Background Lifestyle modifications, in older at risk populations, may prevent or slow the rate of cognitive decline. Promotion of brain health has been recommended by the WHO and other governing bodies. Supporting patients in making these lifestyle changes, however, can be complex. Generic guidance may not apply to all in a heterogenous and frail patient cohort, when physical mobility may be limited and weight loss/nutrition a concern. We sought to review current practices and barriers to brain health guidance in a regional integrated care outreach programme (ICOP). Methods From March–June’21 the comprehensive geriatric assessment (CGA) of consecutive patients were reviewed. Those presenting with cognitive complaints, for their first assessment, were included. Demographic data and data on screening for hearing impairment and sleep disturbance were collected, in addition to information on physical activity and nutritional risk. Whether information and guidance on aspects of brain health was given was also assessed. Results 30 patients met the inclusion criteria. The mean age was 80.3 and the mean clinical frailty scale (CFS) was 4.4. Hearing impairment was present in 20% (n = 6), with no information available in 10% (n = 3). All patients were screened for sleep disturbance, with 13% (n = 4) not fully satisfied with their sleep.
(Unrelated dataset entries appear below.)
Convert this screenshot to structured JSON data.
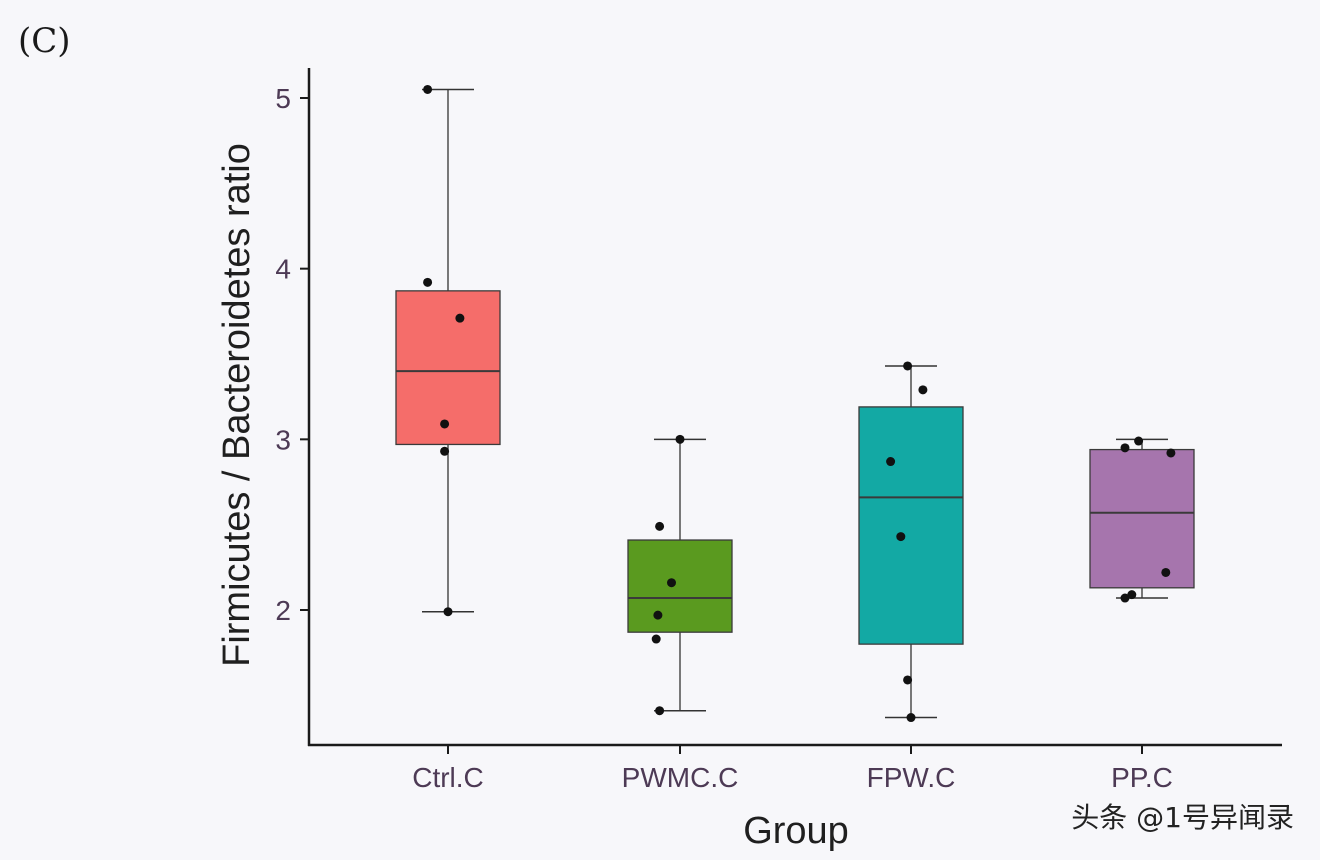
{
  "panel_label": "(C)",
  "watermark": "头条 @1号异闻录",
  "chart_data": {
    "type": "box",
    "title": "",
    "xlabel": "Group",
    "ylabel": "Firmicutes / Bacteroidetes ratio",
    "ylim": [
      1.2,
      5.2
    ],
    "yticks": [
      2,
      3,
      4,
      5
    ],
    "grid": false,
    "legend": "none",
    "categories": [
      "Ctrl.C",
      "PWMC.C",
      "FPW.C",
      "PP.C"
    ],
    "colors": [
      "#f56d6a",
      "#5a9a1f",
      "#13a9a4",
      "#a675ad"
    ],
    "boxes": [
      {
        "name": "Ctrl.C",
        "whisker_low": 1.99,
        "q1": 2.97,
        "median": 3.4,
        "q3": 3.87,
        "whisker_high": 5.05,
        "points": [
          5.05,
          3.92,
          3.71,
          3.09,
          2.93,
          1.99
        ],
        "jitter": [
          -0.12,
          -0.12,
          0.07,
          -0.02,
          -0.02,
          0.0
        ]
      },
      {
        "name": "PWMC.C",
        "whisker_low": 1.41,
        "q1": 1.87,
        "median": 2.07,
        "q3": 2.41,
        "whisker_high": 3.0,
        "points": [
          3.0,
          2.49,
          2.16,
          1.97,
          1.83,
          1.41
        ],
        "jitter": [
          0.0,
          -0.12,
          -0.05,
          -0.13,
          -0.14,
          -0.12
        ]
      },
      {
        "name": "FPW.C",
        "whisker_low": 1.37,
        "q1": 1.8,
        "median": 2.66,
        "q3": 3.19,
        "whisker_high": 3.43,
        "points": [
          3.43,
          3.29,
          2.87,
          2.43,
          1.59,
          1.37
        ],
        "jitter": [
          -0.02,
          0.07,
          -0.12,
          -0.06,
          -0.02,
          0.0
        ]
      },
      {
        "name": "PP.C",
        "whisker_low": 2.07,
        "q1": 2.13,
        "median": 2.57,
        "q3": 2.94,
        "whisker_high": 3.0,
        "points": [
          2.99,
          2.95,
          2.92,
          2.22,
          2.09,
          2.07
        ],
        "jitter": [
          -0.02,
          -0.1,
          0.17,
          0.14,
          -0.06,
          -0.1
        ]
      }
    ]
  }
}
Mobility aids, assistance or supervision were required in 40% (n = 12), and 23% (n = 7) were at medium or high malnutrition risk. Only 30% (n = 9) cooked their own meals. Generic brain health advice, or advice about sleep was documented in 30 (n = 9), without hearing impairment advice documented in any patient. Conclusion There are several barriers to brain health advice in the ICOP setting, with only 30% of patients having brain health advice documented. We are currently developing patient information leaflets on brain health, that will take potential barriers into account. Dedicated and specific information on local hearing services is also in development, as part of an ongoing quality improvement project.